Imagine, a visão sintética tem estado a bordo de aeronaves comerciais por mais de 10 anos. E apesar de jatos serem máquinas muito rápidas, são ágeis apenas quando movem-se para a frente. Os helicópteros, como nós todos conhecemos e amamos, move para a frente, para trás, para o lado e podem girar em torno de seu eixo de guinada a graus bastante impressionantes. Consequentemente, as imagens digitais e de IR podem ser inúteis se elas não conseguirem se atualizar rápido o suficiente para acompanhar a aeronave.
Portanto, enquanto na pista fechada, pedi ao Lajeunesse para executar um voo pairado no ‘efeito solo’ com o AW139, e pisar no pedal. No que ele fez isto, meus olhos ficaram colados no visor. Mesmo com um grau de guinada bem forte, tanto as magens de dados digitais quanto o modo de exibição de IR nos acompanharam. Os resultados foram os mesmos quando ele executou uma parada brusca. Aquilo já era o suficiente para mim e, então, estacionamos a aeronave no hangar da empresa.

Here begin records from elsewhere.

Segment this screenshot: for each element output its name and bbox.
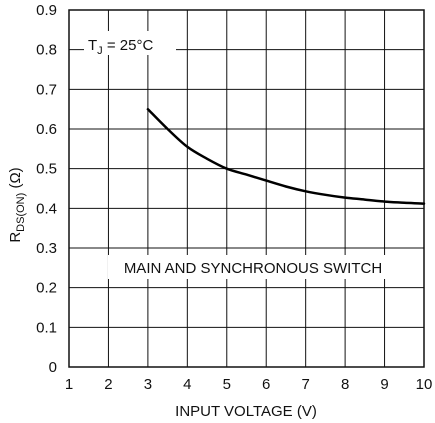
curve-label: MAIN AND SYNCHRONOUS SWITCH [124,260,382,277]
condition-label: TJ = 25°C [88,37,153,57]
x-axis-title: INPUT VOLTAGE (V) [175,403,317,420]
x-tick-label: 1 [65,376,73,393]
y-axis-title-symbol: R [7,232,24,243]
y-axis-ticks: 0 0.1 0.2 0.3 0.4 0.5 0.6 0.7 0.8 0.9 [36,2,57,376]
y-axis-title-unit: (Ω) [7,167,24,192]
y-axis-title: RDS(ON) (Ω) [7,167,27,242]
condition-label-subscript: J [97,45,103,57]
y-tick-label: 0 [49,359,57,376]
grid [68,9,425,368]
condition-label-bg [84,31,176,55]
plot-frame [68,9,425,368]
series-layer [146,107,426,205]
condition-label-symbol: T [88,37,97,54]
x-tick-label: 2 [104,376,112,393]
y-axis-title-subscript: DS(ON) [15,193,27,232]
y-tick-label: 0.6 [36,121,57,138]
condition-label-value: = 25°C [103,37,154,54]
x-tick-label: 4 [183,376,191,393]
series-line [146,107,426,205]
plot-border [68,9,425,368]
x-tick-label: 8 [341,376,349,393]
x-tick-label: 10 [416,376,433,393]
y-tick-label: 0.7 [36,81,57,98]
x-tick-label: 3 [144,376,152,393]
y-tick-label: 0.9 [36,2,57,19]
y-tick-label: 0.4 [36,200,57,217]
x-tick-label: 5 [223,376,231,393]
x-tick-label: 6 [262,376,270,393]
y-tick-label: 0.8 [36,42,57,59]
x-axis-ticks: 1 2 3 4 5 6 7 8 9 10 [65,376,433,393]
curve-label-bg [108,255,400,279]
y-tick-label: 0.2 [36,280,57,297]
y-tick-label: 0.3 [36,240,57,257]
y-tick-label: 0.1 [36,319,57,336]
x-tick-label: 7 [301,376,309,393]
x-tick-label: 9 [380,376,388,393]
y-tick-label: 0.5 [36,161,57,178]
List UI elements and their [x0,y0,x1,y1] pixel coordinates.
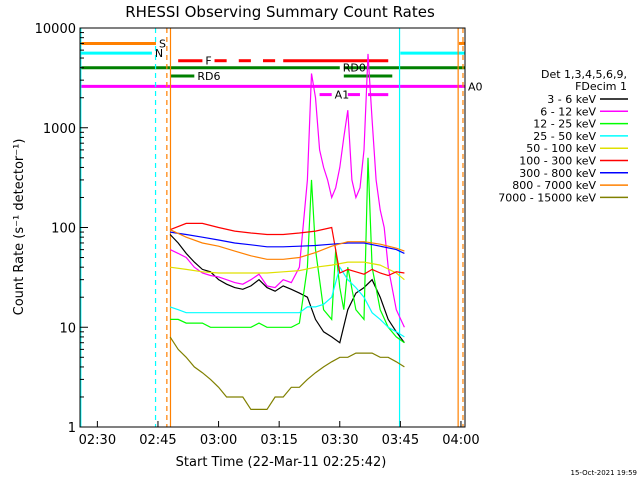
legend-header-2: FDecim 1 [575,80,627,93]
series-line-300-800-kev [170,231,405,254]
flag-label-f: F [205,55,211,68]
x-axis-ticks: 02:30 02:45 03:00 03:15 03:30 03:45 04:00 [79,421,480,448]
x-tick-label-0: 02:30 [79,433,116,448]
x-tick-label-3: 03:15 [260,433,297,448]
x-tick-label-4: 03:30 [321,433,358,448]
flag-layer: SN F RD0 RD6 A0 A1 [80,37,483,102]
y-tick-label-0: 1 [68,421,76,436]
flag-label-a0: A0 [468,80,483,93]
legend-label-100-300-kev: 100 - 300 keV [519,155,596,168]
x-tick-label-5: 03:45 [382,433,419,448]
legend-label-50-100-kev: 50 - 100 keV [526,142,596,155]
series-line-3-6-kev [169,234,405,344]
y-axis-ticks: 1 10 100 1000 10000 [35,22,88,436]
legend-label-25-50-kev: 25 - 50 keV [533,130,596,143]
legend-label-12-25-kev: 12 - 25 keV [533,118,596,131]
legend-label-3-6-kev: 3 - 6 keV [547,93,596,106]
legend-label-800-7000-kev: 800 - 7000 keV [512,179,596,192]
series-line-12-25-kev [170,157,405,344]
series-line-7000-15000-kev [169,336,405,410]
series-line-25-50-kev [169,265,405,338]
legend-label-6-12-kev: 6 - 12 keV [540,105,596,118]
x-axis-label: Start Time (22-Mar-11 02:25:42) [176,455,387,470]
legend-label-7000-15000-kev: 7000 - 15000 keV [498,191,596,204]
y-axis-label: Count Rate (s⁻¹ detector⁻¹) [12,139,27,316]
y-tick-label-1: 10 [59,321,76,336]
y-tick-label-3: 1000 [43,122,76,137]
series-line-50-100-kev [170,261,405,281]
flag-label-s: S [159,37,166,50]
flag-label-rd6: RD6 [197,70,220,83]
chart-title: RHESSI Observing Summary Count Rates [125,3,435,21]
y-tick-label-2: 100 [51,222,76,237]
legend-header-1: Det 1,3,4,5,6,9, [541,68,627,81]
flag-label-n: N [155,47,163,60]
series-line-100-300-kev [169,222,405,277]
x-tick-label-1: 02:45 [139,433,176,448]
y-tick-label-4: 10000 [35,22,76,37]
x-tick-label-6: 04:00 [442,433,479,448]
footer-timestamp: 15-Oct-2021 19:59 [571,469,637,477]
flag-label-a1: A1 [335,89,350,102]
series-line-6-12-kev [169,53,405,328]
flag-label-rd0: RD0 [343,62,366,75]
series-layer [169,53,405,410]
series-line-800-7000-kev [169,229,405,260]
x-tick-label-2: 03:00 [200,433,237,448]
legend-label-300-800-kev: 300 - 800 keV [519,167,596,180]
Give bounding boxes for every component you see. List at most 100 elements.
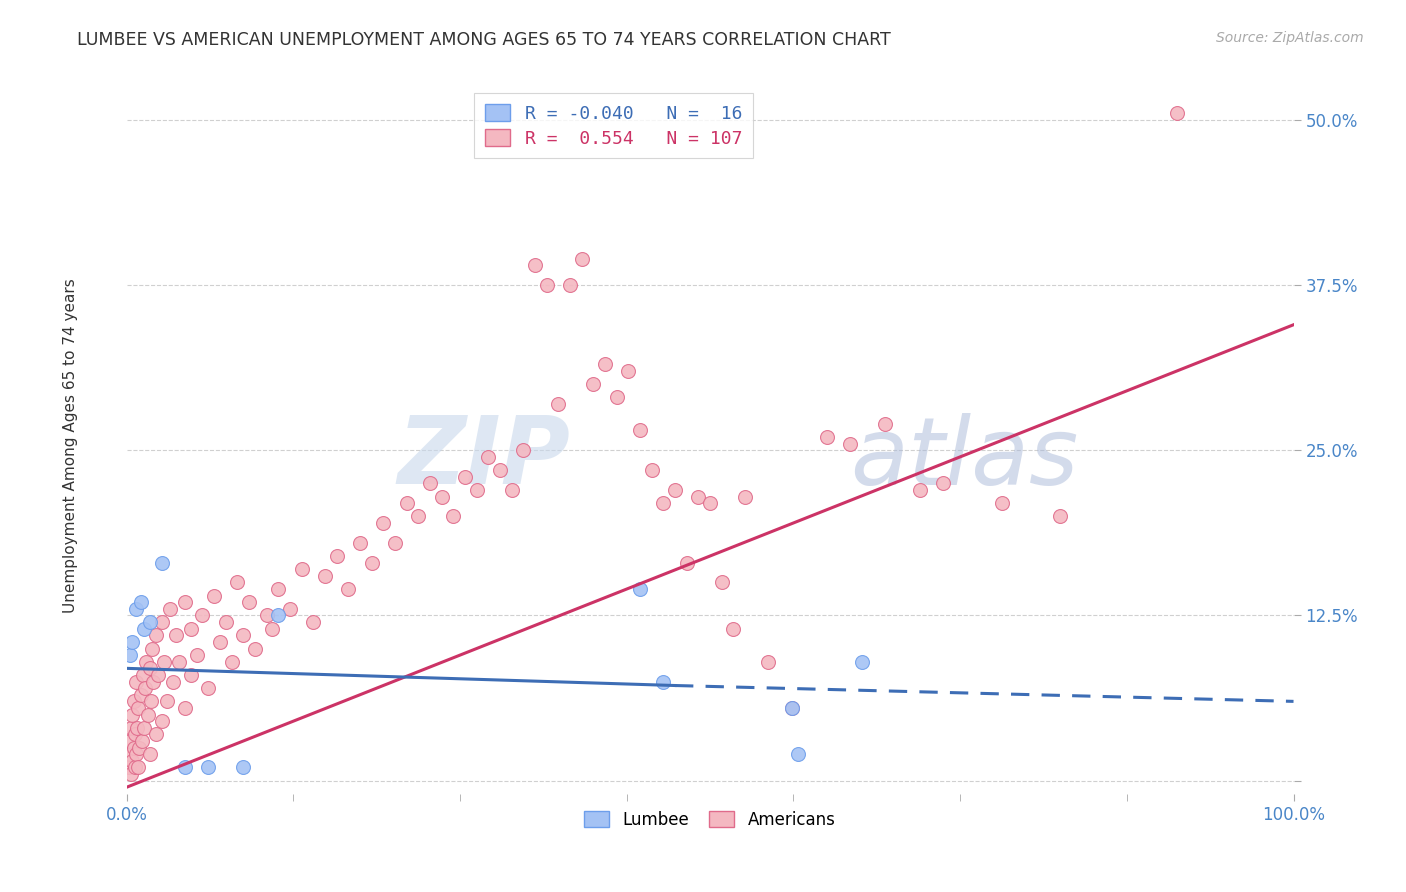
Americans	[145, 628, 167, 642]
Americans	[150, 615, 173, 629]
Americans	[139, 661, 162, 675]
Lumbee	[132, 622, 155, 636]
Americans	[256, 608, 278, 623]
Lumbee	[851, 655, 873, 669]
Text: LUMBEE VS AMERICAN UNEMPLOYMENT AMONG AGES 65 TO 74 YEARS CORRELATION CHART: LUMBEE VS AMERICAN UNEMPLOYMENT AMONG AG…	[77, 31, 891, 49]
Americans	[501, 483, 523, 497]
Americans	[489, 463, 512, 477]
Lumbee	[139, 615, 162, 629]
Lumbee	[267, 608, 290, 623]
Lumbee	[118, 648, 141, 662]
Americans	[314, 569, 336, 583]
Americans	[908, 483, 931, 497]
Americans	[839, 436, 862, 450]
Americans	[593, 358, 616, 372]
Americans	[125, 721, 148, 735]
Americans	[197, 681, 219, 695]
Lumbee	[150, 556, 173, 570]
Americans	[124, 760, 146, 774]
Americans	[139, 747, 162, 762]
Americans	[120, 721, 142, 735]
Americans	[384, 536, 406, 550]
Americans	[159, 602, 181, 616]
Americans	[122, 740, 145, 755]
Americans	[360, 556, 382, 570]
Americans	[408, 509, 430, 524]
Americans	[145, 727, 167, 741]
Americans	[153, 655, 176, 669]
Americans	[430, 490, 453, 504]
Americans	[118, 734, 141, 748]
Lumbee	[786, 747, 808, 762]
Lumbee	[652, 674, 675, 689]
Lumbee	[232, 760, 254, 774]
Americans	[221, 655, 243, 669]
Americans	[180, 668, 202, 682]
Americans	[524, 258, 547, 272]
Americans	[132, 721, 155, 735]
Text: atlas: atlas	[851, 413, 1078, 504]
Americans	[267, 582, 290, 596]
Lumbee	[125, 602, 148, 616]
Americans	[302, 615, 325, 629]
Americans	[337, 582, 360, 596]
Americans	[932, 476, 955, 491]
Americans	[127, 760, 149, 774]
Americans	[582, 377, 605, 392]
Americans	[243, 641, 266, 656]
Americans	[815, 430, 838, 444]
Legend: Lumbee, Americans: Lumbee, Americans	[578, 805, 842, 836]
Americans	[186, 648, 208, 662]
Americans	[146, 668, 169, 682]
Americans	[278, 602, 301, 616]
Americans	[290, 562, 312, 576]
Americans	[723, 622, 745, 636]
Americans	[127, 701, 149, 715]
Americans	[174, 701, 197, 715]
Americans	[734, 490, 756, 504]
Text: ZIP: ZIP	[396, 412, 569, 505]
Americans	[349, 536, 371, 550]
Americans	[465, 483, 488, 497]
Americans	[134, 681, 156, 695]
Americans	[232, 628, 254, 642]
Americans	[262, 622, 284, 636]
Lumbee	[174, 760, 197, 774]
Americans	[441, 509, 464, 524]
Americans	[121, 707, 143, 722]
Americans	[174, 595, 197, 609]
Americans	[454, 469, 477, 483]
Americans	[699, 496, 721, 510]
Americans	[675, 556, 697, 570]
Americans	[688, 490, 710, 504]
Americans	[477, 450, 499, 464]
Americans	[121, 754, 143, 768]
Americans	[191, 608, 214, 623]
Americans	[536, 278, 558, 293]
Americans	[131, 734, 153, 748]
Americans	[215, 615, 238, 629]
Americans	[395, 496, 418, 510]
Americans	[141, 641, 163, 656]
Americans	[128, 740, 150, 755]
Lumbee	[628, 582, 651, 596]
Americans	[122, 694, 145, 708]
Text: Unemployment Among Ages 65 to 74 years: Unemployment Among Ages 65 to 74 years	[63, 278, 79, 614]
Americans	[617, 364, 640, 378]
Americans	[875, 417, 897, 431]
Americans	[547, 397, 569, 411]
Americans	[139, 694, 162, 708]
Americans	[202, 589, 225, 603]
Americans	[512, 443, 534, 458]
Americans	[129, 688, 152, 702]
Americans	[132, 668, 155, 682]
Americans	[558, 278, 581, 293]
Americans	[664, 483, 686, 497]
Text: Source: ZipAtlas.com: Source: ZipAtlas.com	[1216, 31, 1364, 45]
Americans	[150, 714, 173, 729]
Americans	[226, 575, 249, 590]
Americans	[142, 674, 165, 689]
Americans	[136, 707, 159, 722]
Americans	[124, 727, 146, 741]
Americans	[710, 575, 733, 590]
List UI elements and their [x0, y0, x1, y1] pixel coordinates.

Não se enganem com isso; a engrenagem de aviônicos sintéticos do SVS/CVS da Honeywell parece ter feito uma transição do mundo de asa fixa para o ‘mundo do rodopio’. Ela consegue manter a sua câmera apontada para onde ela deveria estar, oferece ao piloto uma tonelada de informações úteis e pode ser desligada e ligada conforme necessário. Ela usa a cor, o mapa baseado no banco de dados, que muitos de nós têm se tornado dependente, e a torna ainda mais útil por acrescentar uma camada nítida de IR à tela.
Depois que a FAA certificar a tecnologia – e eu acredito que irá – ela deve encontrar muitos fãs. Ververs ainda chama esta versão de helicóptero de um “trabalho em andamento”. “Esperamos que muitos desses elemetos estejam no produto final,” ela relatou. “Mas alguns deles podem não estar.”